BWW Guest Blog: The Story Behind 'Drama Club'
In February of 2018, my good friend Shenandoah Davis paid me a visit. I was having a hard time, I felt a little aimless. We had a vague plan to make a cover album and some recently procured recording gear. She filled my fridge with food and assured me that all would be ok-- we had a good idea. She wasn't wrong.
Over a year in the making, the album officially dropped September 24 on all streaming platforms, with both super limited edition vinyl and CDs forthcoming.
People can pre-order the album here: www.brittainashford.com.

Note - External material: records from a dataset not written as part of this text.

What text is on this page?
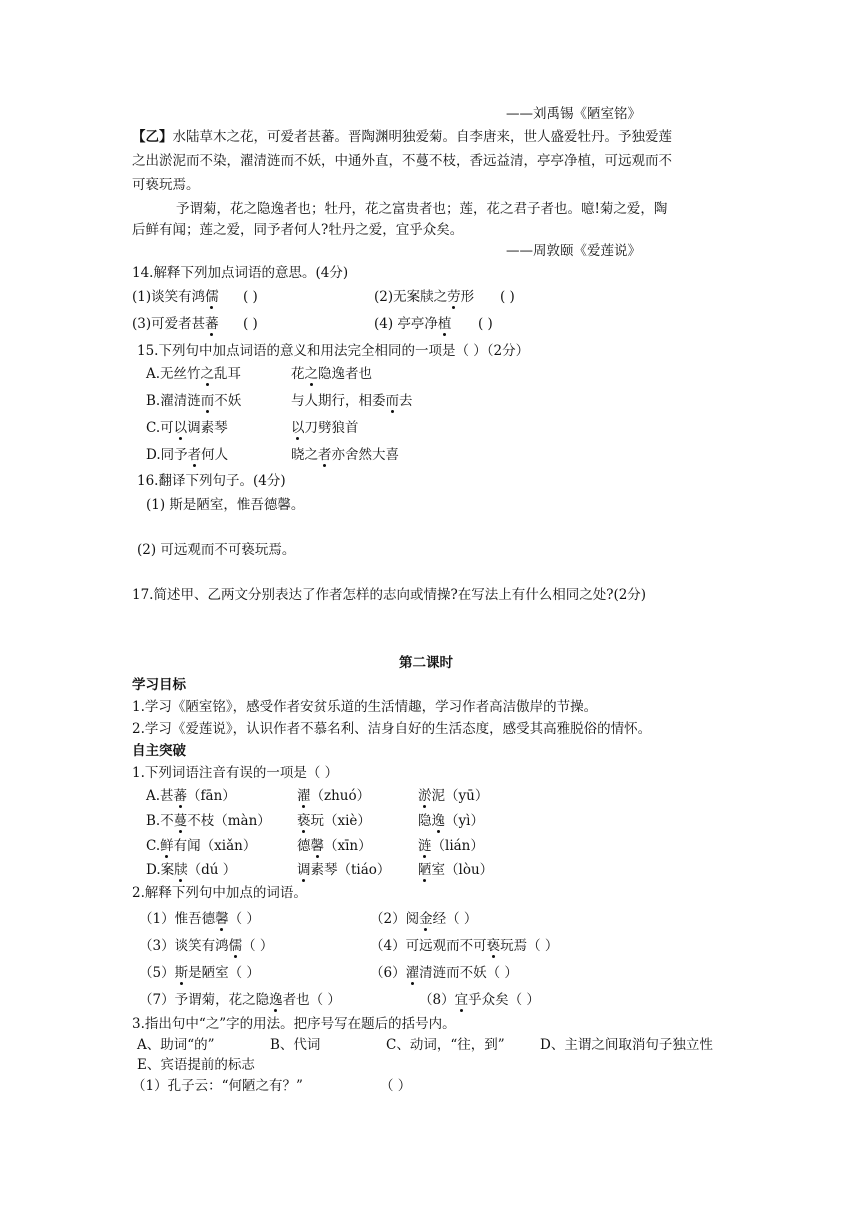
——刘禹锡《陋室铭》
【乙】水陆草木之花，可爱者甚蕃。晋陶渊明独爱菊。自李唐来，世人盛爱牡丹。予独爱莲
之出淤泥而不染，濯清涟而不妖，中通外直，不蔓不枝，香远益清，亭亭净植，可远观而不
可亵玩焉。
予谓菊，花之隐逸者也；牡丹，花之富贵者也；莲，花之君子者也。噫!菊之爱，陶
后鲜有闻；莲之爱，同予者何人?牡丹之爱，宜乎众矣。
——周敦颐《爱莲说》
14.解释下列加点词语的意思。(4分)
(1)谈笑有鸿儒 ( )	(2)无案牍之劳形 ( )
(3)可爱者甚蕃 ( )	(4) 亭亭净植 ( )
15.下列句中加点词语的意义和用法完全相同的一项是（ ）（2分）
A.无丝竹之乱耳	花之隐逸者也
B.濯清涟而不妖	与人期行，相委而去
C.可以调素琴	以刀劈狼首
D.同予者何人	晓之者亦舍然大喜
16.翻译下列句子。(4分)
(1) 斯是陋室，惟吾德馨。
(2) 可远观而不可亵玩焉。
17.简述甲、乙两文分别表达了作者怎样的志向或情操?在写法上有什么相同之处?(2分)
第二课时
学习目标
1.学习《陋室铭》，感受作者安贫乐道的生活情趣，学习作者高洁傲岸的节操。
2.学习《爱莲说》，认识作者不慕名利、洁身自好的生活态度，感受其高雅脱俗的情怀。
自主突破
1.下列词语注音有误的一项是（ ）
A.甚蕃（fān）	濯（zhuó）	淤泥（yū）
B.不蔓不枝（màn） 亵玩（xiè）	隐逸（yì）
C.鲜有闻（xiǎn）	德馨（xīn）	涟（lián）
D.案牍（dú ）	调素琴（tiáo） 陋室（lòu）
2.解释下列句中加点的词语。
（1）惟吾德馨（ ）	（2）阅金经（ ）
（3）谈笑有鸿儒（ ）	（4）可远观而不可亵玩焉（ ）
（5）斯是陋室（ ）	（6）濯清涟而不妖（ ）
（7）予谓菊，花之隐逸者也（ ）	（8）宜乎众矣（ ）
3.指出句中“之”字的用法。把序号写在题后的括号内。
A、助词“的”	B、代词	C、动词，“往，到”	D、主谓之间取消句子独立性
E、宾语提前的标志
（1）孔子云：“何陋之有？”	（ ）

Perhaps sacrilege to say, but neither Shenandoah nor I were super familiar with Wicked when we started this project. We pulled this song up and decided it was ripe to have its jazz hands ripped from it. We recorded the skeleton up in the Catskills, in a yurt in the midst of winter. I would later have Drew Cooper add those sick western style guitars and Shenandoah's sister, Alenni, the string parts. Both additional instruments were recorded in my Brooklyn apartment.

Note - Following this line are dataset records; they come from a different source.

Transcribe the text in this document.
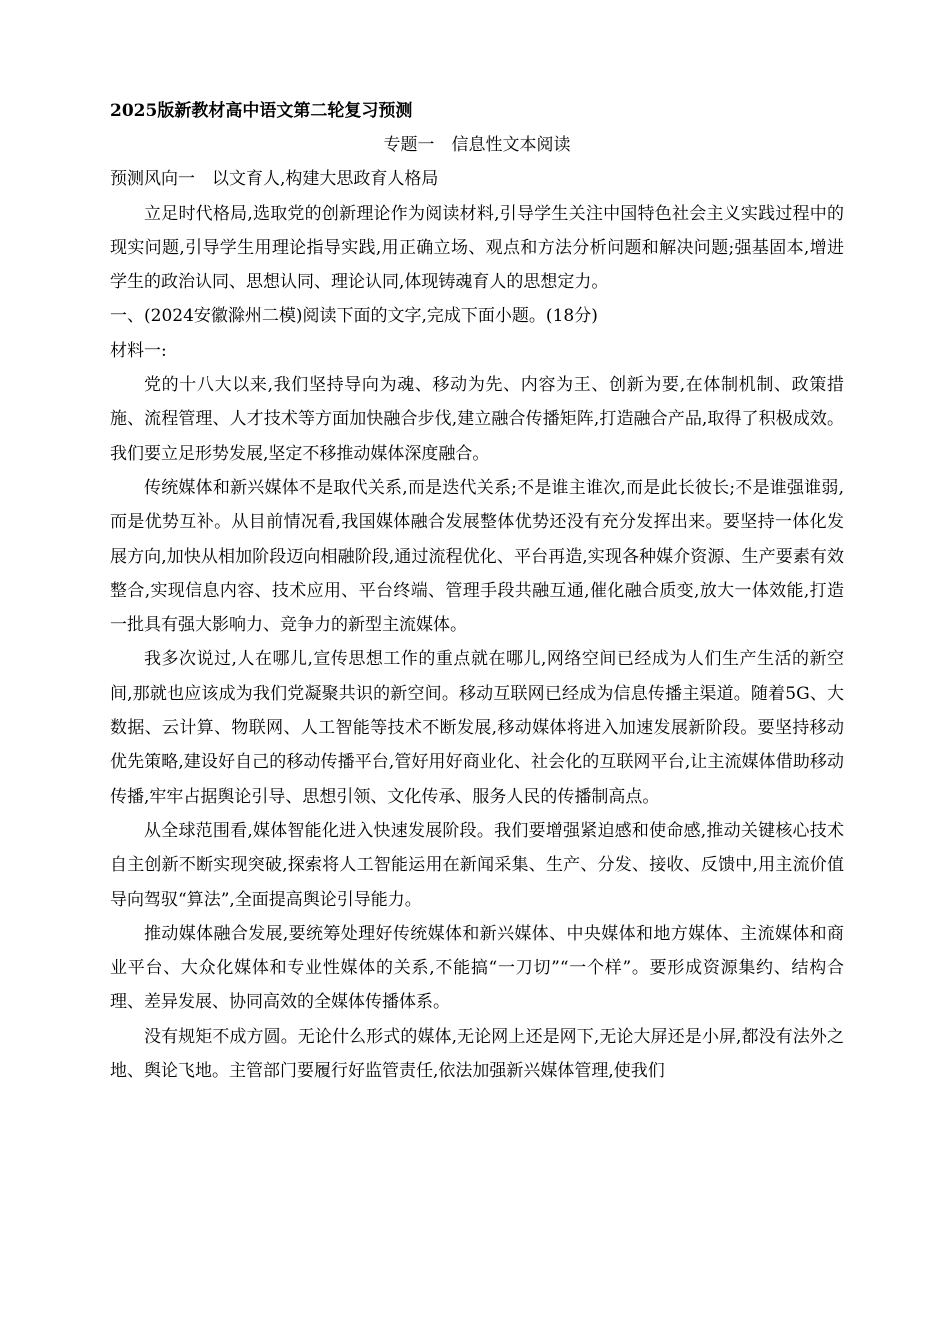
2025版新教材高中语文第二轮复习预测
专题一　信息性文本阅读
预测风向一　以文育人,构建大思政育人格局

立足时代格局,选取党的创新理论作为阅读材料,引导学生关注中国特色社会主义实践过程中的现实问题,引导学生用理论指导实践,用正确立场、观点和方法分析问题和解决问题;强基固本,增进学生的政治认同、思想认同、理论认同,体现铸魂育人的思想定力。

一、(2024安徽滁州二模)阅读下面的文字,完成下面小题。(18分)

材料一:

党的十八大以来,我们坚持导向为魂、移动为先、内容为王、创新为要,在体制机制、政策措施、流程管理、人才技术等方面加快融合步伐,建立融合传播矩阵,打造融合产品,取得了积极成效。我们要立足形势发展,坚定不移推动媒体深度融合。

传统媒体和新兴媒体不是取代关系,而是迭代关系;不是谁主谁次,而是此长彼长;不是谁强谁弱,而是优势互补。从目前情况看,我国媒体融合发展整体优势还没有充分发挥出来。要坚持一体化发展方向,加快从相加阶段迈向相融阶段,通过流程优化、平台再造,实现各种媒介资源、生产要素有效整合,实现信息内容、技术应用、平台终端、管理手段共融互通,催化融合质变,放大一体效能,打造一批具有强大影响力、竞争力的新型主流媒体。

我多次说过,人在哪儿,宣传思想工作的重点就在哪儿,网络空间已经成为人们生产生活的新空间,那就也应该成为我们党凝聚共识的新空间。移动互联网已经成为信息传播主渠道。随着5G、大数据、云计算、物联网、人工智能等技术不断发展,移动媒体将进入加速发展新阶段。要坚持移动优先策略,建设好自己的移动传播平台,管好用好商业化、社会化的互联网平台,让主流媒体借助移动传播,牢牢占据舆论引导、思想引领、文化传承、服务人民的传播制高点。

从全球范围看,媒体智能化进入快速发展阶段。我们要增强紧迫感和使命感,推动关键核心技术自主创新不断实现突破,探索将人工智能运用在新闻采集、生产、分发、接收、反馈中,用主流价值导向驾驭“算法”,全面提高舆论引导能力。

推动媒体融合发展,要统筹处理好传统媒体和新兴媒体、中央媒体和地方媒体、主流媒体和商业平台、大众化媒体和专业性媒体的关系,不能搞“一刀切”“一个样”。要形成资源集约、结构合理、差异发展、协同高效的全媒体传播体系。

没有规矩不成方圆。无论什么形式的媒体,无论网上还是网下,无论大屏还是小屏,都没有法外之地、舆论飞地。主管部门要履行好监管责任,依法加强新兴媒体管理,使我们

Truth, most of the guitars on the album were recorded in my apartment.
You're The One That I Want
This is the first song we started recording. And by *we* I mean Shenandoah took it upon herself to lay down an organ track and a vocal while I went for a long walk. We experimented with a lot of sounds in this early stage, trying to figure out what we were doing. And while the improvised bathtub drum didn't make it to the album, this is definitely the track that solidified the concept of what we were going for.
Come To Me, Bend To Me
I've always had a soft spot for Brigadoon. This was a show I did in High School and, to this day, this is a song that worms its way into my brain at random times. This version, to be sure, was constructed 100% from memory.
Send in the Clowns
I love Sondheim. I've never loved this song. Something about the many, many melodramatic versions I'd heard over the years that left a bad taste in my mouth. But while I was doing a show in Seattle with the Williams Project last summer, fellow actor Reggie White suggested that I should revisit the tune. Indeed, on a close listen I found myself a little torn up. "I thought that you'd want what I want... sorry, my dear..." (Sobbing.)

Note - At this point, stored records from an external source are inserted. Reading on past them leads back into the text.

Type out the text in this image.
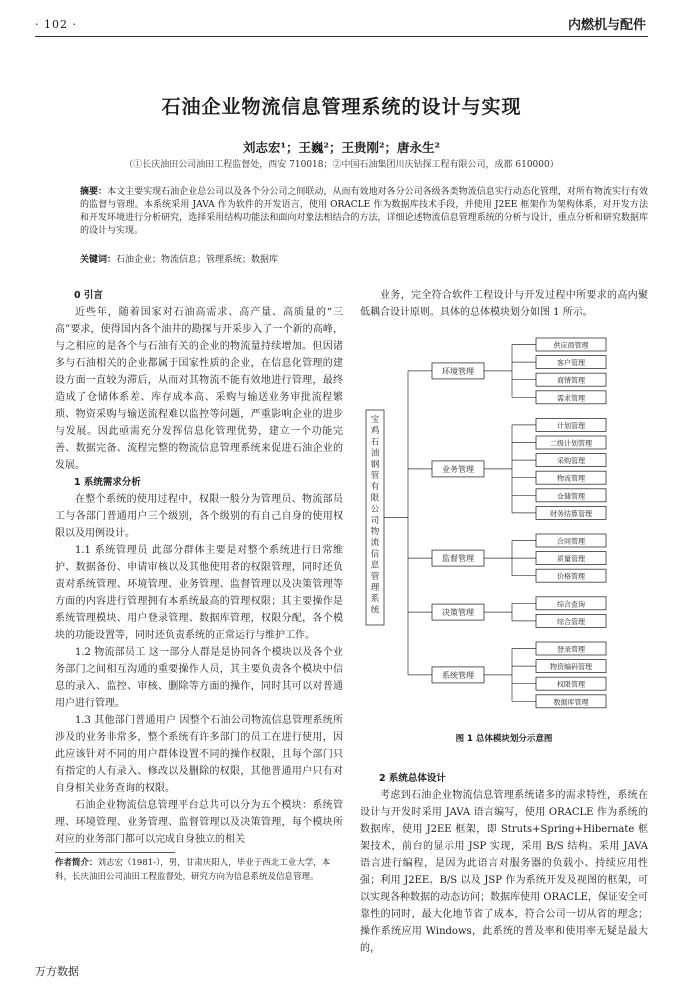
· 102 ·	内燃机与配件
石油企业物流信息管理系统的设计与实现
刘志宏¹；王巍²；王贵刚²；唐永生²
（①长庆油田公司油田工程监督处，西安 710018；②中国石油集团川庆钻探工程有限公司，成都 610000）
摘要：本文主要实现石油企业总公司以及各个分公司之间联动，从而有效地对各分公司各级各类物流信息实行动态化管理，对所有物流实行有效的监督与管理。本系统采用 JAVA 作为软件的开发语言，使用 ORACLE 作为数据库技术手段，并使用 J2EE 框架作为架构体系，对开发方法和开发环境进行分析研究，选择采用结构功能法和面向对象法相结合的方法，详细论述物流信息管理系统的分析与设计，重点分析和研究数据库的设计与实现。
关键词：石油企业；物流信息；管理系统；数据库

0 引言

近些年，随着国家对石油高需求、高产量、高质量的“三高”要求，使得国内各个油井的勘探与开采步入了一个新的高峰，与之相应的是各个与石油有关的企业的物流量持续增加。但因诸多与石油相关的企业都属于国家性质的企业，在信息化管理的建设方面一直较为滞后，从而对其物流不能有效地进行管理，最终造成了仓储体系差、库存成本高、采购与输送业务审批流程繁琐、物资采购与输送流程难以监控等问题，严重影响企业的进步与发展。因此亟需充分发挥信息化管理优势，建立一个功能完善、数据完备、流程完整的物流信息管理系统来促进石油企业的发展。

1 系统需求分析

在整个系统的使用过程中，权限一般分为管理员、物流部员工与各部门普通用户三个级别，各个级别的有自己自身的使用权限以及用例设计。

1.1 系统管理员 此部分群体主要是对整个系统进行日常维护、数据备份、申请审核以及其他使用者的权限管理，同时还负责对系统管理、环境管理、业务管理、监督管理以及决策管理等方面的内容进行管理拥有本系统最高的管理权限；其主要操作是系统管理模块、用户登录管理、数据库管理，权限分配，各个模块的功能设置等，同时还负责系统的正常运行与维护工作。

1.2 物流部员工 这一部分人群是是协同各个模块以及各个业务部门之间相互沟通的重要操作人员，其主要负责各个模块中信息的录入、监控、审核、删除等方面的操作，同时其可以对普通用户进行管理。

1.3 其他部门普通用户 因整个石油公司物流信息管理系统所涉及的业务非常多，整个系统有许多部门的员工在进行使用，因此应该针对不同的用户群体设置不同的操作权限，且每个部门只有指定的人有录入、修改以及删除的权限，其他普通用户只有对自身相关业务查询的权限。

石油企业物流信息管理平台总共可以分为五个模块：系统管理、环境管理、业务管理、监督管理以及决策管理，每个模块所对应的业务部门都可以完成自身独立的相关

业务，完全符合软件工程设计与开发过程中所要求的高内聚低耦合设计原则。具体的总体模块划分如图 1 所示。

宝鸡石油钢管有限公司物流信息管理系统
环境管理
供应商管理
客户管理
商情管理
需求管理
业务管理
计划管理
二级计划管理
采购管理
物流管理
仓储管理
财务结算管理
监督管理
合同管理
质量管理
价格管理
决策管理
综合查询
综合管理
系统管理
登录管理
物资编码管理
权限管理
数据库管理
图 1 总体模块划分示意图

2 系统总体设计

考虑到石油企业物流信息管理系统诸多的需求特性，系统在设计与开发时采用 JAVA 语言编写，使用 ORACLE 作为系统的数据库，使用 J2EE 框架，即 Struts+Spring+Hibernate 框架技术，前台的显示用 JSP 实现，采用 B/S 结构。采用 JAVA 语言进行编程，是因为此语言对服务器的负载小、持续应用性强；利用 J2EE、B/S 以及 JSP 作为系统开发及视图的框架，可以实现各种数据的动态访问；数据库使用 ORACLE，保证安全可靠性的同时，最大化地节省了成本，符合公司一切从省的理念；操作系统应用 Windows，此系统的普及率和使用率无疑是最大的，

作者简介：刘志宏（1981-），男，甘肃庆阳人，毕业于西北工业大学，本科，长庆油田公司油田工程监督处，研究方向为信息系统及信息管理。
万方数据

I Could Have Danced All Night
This is assuredly the track on the album that I feel is the most changed from the original intention. And for sure the one that has been stripped of any and all jazz hands. When Joe Michelini, who was working on mixes, sent me his first crack at this one I thought... this has some very David Lynch vibes. Took a while for it to grow on me, but ultimately ended up being one of my favorites on the album.
I Dreamed a Dream
Les Misérables was one of my favorite musicals in high school-- I couldn't not do a song form this seriously iconic show.
I very nearly did not put this song on the record. We actually recorded it twice because I was unhappy with how the first version turned out.
Dave Malloy always told me this song was based on one of my own songs and it wasn't until I sat down to learn the song on an instrument that I finally heard it. A major heeeeeeey! moment.
It's Quiet Uptown
This is definitely the song on the album that we did the least with to make it fit in-- changed some pro-nouns, since we restructured it without an ensemble. I initially recorded a live version for the HAM4ALL challenge in 2017, so it seemed appropriate to revisit for this album.
But holy jeeze, Lin-Manuel really wrote a whopper of a heartbreaker.
Fun fact: I sang this song as part of a high school musical theatre review. Yes, I had a red dress. Talk about type casting.
Additional fun fact: that amazing harp is Shenandoah ripping on a midi keyboard.
Music of the Night
An 11th hour addition, I didn't think I could get away with making a musical theatre cover album without a little Andrew Lloyd Webber. I always thought this song was a little creepy, so it was fun to dismantle the song and get rid of the less savory bits. This entire song was recorded in LA with my friend (and frequent collaborator) Matt Bauer.
No One Is Alone
I first heard this song performed by a rival high school when I was a freshman. I was so taken with the show as a whole, but particularly with the young woman who played the Baker's Wife and... this song. Always a song that hit me hard, needless to say there were no jazz hands to be removed here. Just beautiful, brilliant f***ing Sondheim.